No efficient algorithm for computing general discrete logarithms logbg is known. The naive algorithm is to raise b to higher and higher powers k until the desired g is found; this is sometimes called trial multiplication. This algorithm requires running time linear in the size of the group G and thus exponential in the number of digits in the size of the group. There exists an efficient quantum algorithm due to Peter Shor however (http://arxiv.org/abs/quant-ph/9508027).
Computing discrete logarithms is apparently difficult.
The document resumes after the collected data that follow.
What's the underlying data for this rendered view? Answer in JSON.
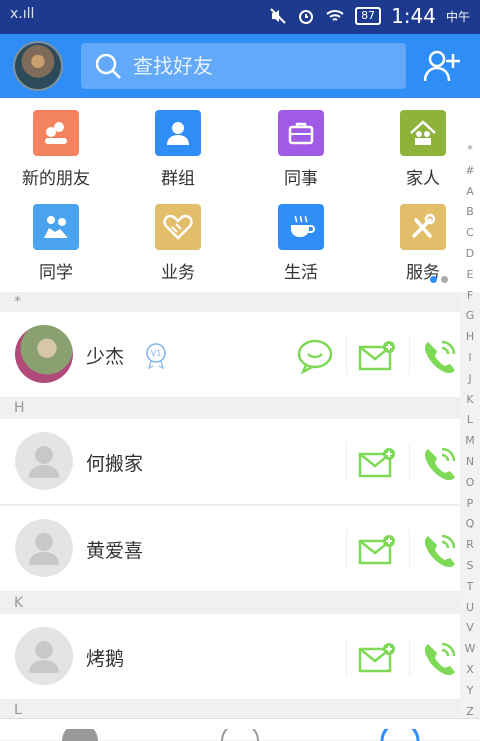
{
  "status": {
    "signal_text": "x.ıll",
    "battery": "87",
    "time": "1:44",
    "ampm": "中午"
  },
  "search": {
    "placeholder": "查找好友"
  },
  "categories": [
    {
      "label": "新的朋友",
      "icon": "new-friends-icon",
      "color": "#f4845f"
    },
    {
      "label": "群组",
      "icon": "group-icon",
      "color": "#2f8df7"
    },
    {
      "label": "同事",
      "icon": "colleague-icon",
      "color": "#a05be6"
    },
    {
      "label": "家人",
      "icon": "family-icon",
      "color": "#8db33a"
    },
    {
      "label": "同学",
      "icon": "classmate-icon",
      "color": "#4aa3ef"
    },
    {
      "label": "业务",
      "icon": "business-icon",
      "color": "#e2be6b"
    },
    {
      "label": "生活",
      "icon": "life-icon",
      "color": "#2f8df7"
    },
    {
      "label": "服务",
      "icon": "service-icon",
      "color": "#e2be6b"
    }
  ],
  "sections": {
    "star": "*",
    "h": "H",
    "k": "K",
    "l": "L"
  },
  "contacts": [
    {
      "name": "少杰",
      "vip": "V1"
    },
    {
      "name": "何搬家"
    },
    {
      "name": "黄爱喜"
    },
    {
      "name": "烤鹅"
    }
  ],
  "index_letters": [
    "*",
    "#",
    "A",
    "B",
    "C",
    "D",
    "E",
    "F",
    "G",
    "H",
    "I",
    "J",
    "K",
    "L",
    "M",
    "N",
    "O",
    "P",
    "Q",
    "R",
    "S",
    "T",
    "U",
    "V",
    "W",
    "X",
    "Y",
    "Z"
  ],
  "colors": {
    "header": "#2f8df7",
    "statusbar": "#1e3a8f",
    "green_action": "#7ed957"
  }
}
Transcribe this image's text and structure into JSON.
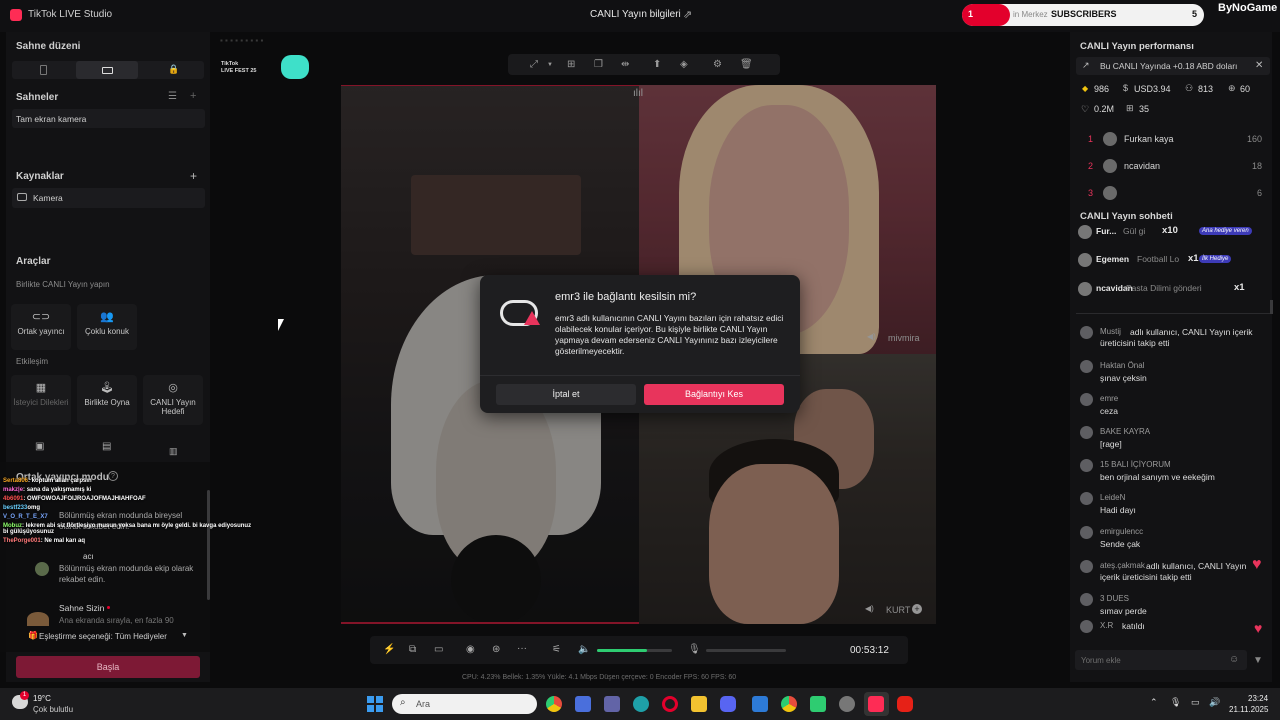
{
  "window": {
    "app_title": "TikTok LIVE Studio",
    "live_info": "CANLI Yayın bilgileri"
  },
  "subs_widget": {
    "count_left": "1",
    "label": "SUBSCRIBERS",
    "count_right": "5",
    "overlay_text": "in Merkez",
    "brand": "ByNoGame"
  },
  "left": {
    "scene_layout": "Sahne düzeni",
    "scenes_title": "Sahneler",
    "scene_item": "Tam ekran kamera",
    "sources_title": "Kaynaklar",
    "source_item": "Kamera",
    "tools_title": "Araçlar",
    "collab_label": "Birlikte CANLI Yayın yapın",
    "tool_cohost": "Ortak yayıncı",
    "tool_multiguest": "Çoklu konuk",
    "interaction_label": "Etkileşim",
    "tool_wishes": "İsteyici Dilekleri",
    "tool_play": "Birlikte Oyna",
    "tool_goal": "CANLI Yayın Hedefi",
    "cohost_mode": "Ortak yayıncı modu",
    "mode1_desc": "Bölünmüş ekran modunda bireysel olarak rekabet edin.",
    "team_label": "acı",
    "mode2_desc": "Bölünmüş ekran modunda ekip olarak rekabet edin.",
    "sahne_sizin": "Sahne Sizin",
    "sahne_desc": "Ana ekranda sırayla, en fazla 90",
    "match_option": "Eşleştirme seçeneği: Tüm Hediyeler",
    "start_button": "Başla"
  },
  "overlay_chat": [
    {
      "user": "Serta806",
      "msg": ": koptum allah çarpsın",
      "color": "#f5a623"
    },
    {
      "user": "makz|e",
      "msg": ": sana da yakışmamış ki",
      "color": "#ff6bd6"
    },
    {
      "user": "4b6091",
      "msg": ": OWFOWOAJFOIJROAJOFMAJHIAHFOAF",
      "color": "#ff5050"
    },
    {
      "user": "bestf233",
      "msg": "omg",
      "color": "#6ad0ff"
    },
    {
      "user": "V_O_R_T_E_X7",
      "msg": "",
      "color": "#7aa8ff"
    },
    {
      "user": "Mobuz",
      "msg": ": lekrem abi siz flörtleşiyo musun yoksa bana mı öyle geldi. bi kavga ediyosunuz bi gülüşüyosunuz",
      "color": "#8dff6a"
    },
    {
      "user": "ThePorge001",
      "msg": ": Ne mal karı aq",
      "color": "#ff7a7a"
    }
  ],
  "stage": {
    "cam_name_2": "mivmira",
    "cam_name_3": "KURT"
  },
  "dialog": {
    "title": "emr3 ile bağlantı kesilsin mi?",
    "body": "emr3 adlı kullanıcının CANLI Yayını bazıları için rahatsız edici olabilecek konular içeriyor. Bu kişiyle birlikte CANLI Yayın yapmaya devam ederseniz CANLI Yayınınız bazı izleyicilere gösterilmeyecektir.",
    "cancel": "İptal et",
    "disconnect": "Bağlantıyı Kes"
  },
  "controls": {
    "timer": "00:53:12",
    "stats": "CPU: 4.23%   Bellek: 1.35%   Yükle: 4.1 Mbps   Düşen çerçeve: 0   Encoder FPS: 60   FPS: 60"
  },
  "right": {
    "perf_title": "CANLI Yayın performansı",
    "banner": "Bu CANLI Yayında +0.18 ABD doları",
    "stat_gems": "986",
    "stat_usd": "USD3.94",
    "stat_viewers": "813",
    "stat_coins": "60",
    "stat_likes": "0.2M",
    "stat_gifts": "35",
    "ranking": [
      {
        "rank": "1",
        "name": "Furkan kaya",
        "score": "160"
      },
      {
        "rank": "2",
        "name": "ncavidan",
        "score": "18"
      },
      {
        "rank": "3",
        "name": "",
        "score": "6"
      }
    ],
    "chat_title": "CANLI Yayın sohbeti",
    "gifts": [
      {
        "name": "Fur...",
        "gift": "Gül gi",
        "count": "x10",
        "badge": "Ana hediye veren"
      },
      {
        "name": "Egemen",
        "gift": "Football Lo",
        "count": "x1",
        "badge": "İlk Hediye"
      },
      {
        "name": "ncavidan",
        "gift": "Pasta Dilimi gönderi",
        "count": "x1",
        "badge": ""
      }
    ],
    "chat": [
      {
        "name": "Mustij",
        "msg": "adlı kullanıcı, CANLI Yayın içerik üreticisini takip etti"
      },
      {
        "name": "Haktan Önal",
        "msg": "şınav çeksin"
      },
      {
        "name": "emre",
        "msg": "ceza"
      },
      {
        "name": "BAKE KAYRA",
        "msg": "[rage]"
      },
      {
        "name": "15 BALI İÇİYORUM",
        "msg": "ben orjinal sanıym ve eekeğim"
      },
      {
        "name": "LeideN",
        "msg": "Hadi dayı"
      },
      {
        "name": "emirgulencc",
        "msg": "Sende çak"
      },
      {
        "name": "ateş.çakmak",
        "msg": "adlı kullanıcı, CANLI Yayın içerik üreticisini takip etti"
      },
      {
        "name": "3 DUES",
        "msg": "sımav perde"
      },
      {
        "name": "X.R",
        "msg": "katıldı"
      }
    ],
    "comment_placeholder": "Yorum ekle"
  },
  "taskbar": {
    "weather_temp": "19°C",
    "weather_desc": "Çok bulutlu",
    "search_placeholder": "Ara",
    "time": "23:24",
    "date": "21.11.2025"
  }
}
Not only is no efficient algorithm known for the worst case, but the average-case complexity can be shown to be at least as hard as the worst case using random self-reducibility.
At the same time, the inverse problem of discrete exponentiation is not (it can be computed efficiently using exponentiation by squaring, for example). This asymmetry is analogous to the one between integer factorization and integer multiplication. Both asymmetries have been exploited in the construction of cryptographic systems.
The widespread belief is that these are NP-complete, but maybe can't be proven so. Note that quantum computers may break crypto efficiently!
Since nobody really answered the question I have to give you the hint: "McEliece". Do some searches on it. Its a proven NP-Hard encryption algorithm. It needs O(n^2) encryption and decryption time. It has a public key of size O(n^2) too, which is bad. But there are improvements which lower all these bounds.